2024-04-10

UI TDD with StoryBook

 The Test Driven Development process assumes the incremental steps of module logic improving starting with unit test following the implementation in the source code. As unit test is created, it immediately should fail as the logic still has to be done. Once logic is in place, the next feature added to the unit test and the cycle repeats…


The UI development used to be different as there was no ability to do the checks and incremental code improvements. The module (UI component) used to be tested within the web application without insulation and ability to visualize the variations without app state change or the following the whole flow leading to the UI variation. Till the StoryBook became a natural part of UI SDLC. 


What is a StoryBook? It is a toolkit for various aspects for UI development. 


When installed inside of the web UI project as a NPM module, it allows to run the components collection with all variations within the StoryBook interface which is not attached to the actual web app your team is working on. Instead, it exposes the collection of UI components hierarchically organized and exposes the samples of the UI variations and use cases.


Of course the UI has a lot of aspects besides basic variations.

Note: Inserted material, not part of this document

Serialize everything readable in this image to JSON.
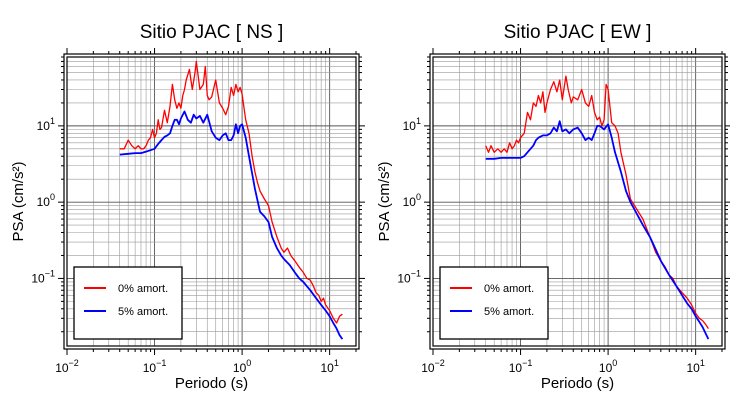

Those include but not limited to:

  • Color theming: dark, light, high contrast light/dark

  • Language switch

  • Various screen sizes and mobile variations

  • Accessibility: 

    • blurred vision, limited colors, etc.

    • Screen reader 

    • Keyboard navigation

  • Set of mocked user roles

And so on… All the listed is covered by StoryBook making it “a must” part of the UI development stack. Which is especially important for enterprise grade applications bound by various compliance requirements.


Compliances aside, StoryBook gives the frame to practice TDD during UI component development. Once the SB UI is running, developers would be able to work on individual UI component in insulation. 

( in examples I use the “native” JS web components, the React or Angular typescript module work in similar fashion )

  1. For xxx module, create the xxx.stories.ts file either in the folder for component or in directory dedicated for stories

  2. Inside of .stories.tx file you would keep the UI variations of component (similar to unit tests variations). Those would export

    1. Parameters set for SB which should cover all use cases 

  1. Template to render component UI with parameters ^^

  2. Use cases. A template to particular parameters binding.

Once the use cases created, they would be listed in SB interface. To work with component in insulation, there is a “Open Canvas in new tab” button:

That is where the primary development for your component would be shown:

As SB is served in the browser, the dev tools at your service to inspect the UI styles, debug code, etc. The code hot reload allows you to change the code and immediately see the affected UI.


StoryBook gives you the ability to integrate with Figma and other UI design services. The link inside of your story would lead to the UI design to compare the components against design.


Once your component is ready and becomes a part of the application, it is important to check whether following changes break any UI appearance. The pixel comparison tools like Chromatic or SauceLabs Selenium would give you ability to:

  • See the pixel difference between original and code in pool request

  • Engage UX team in visual changes approval

That assures there are no UI regressions introduced by pool request.


Here we touched just UI TDD aspects, but other features by SB are not less important in enterprise grade UI.

The StoryBook is well detailed on https://storybook.js.org and covered by multiple web and video blogs. 


<custom-element> test project used as example. Happy coding!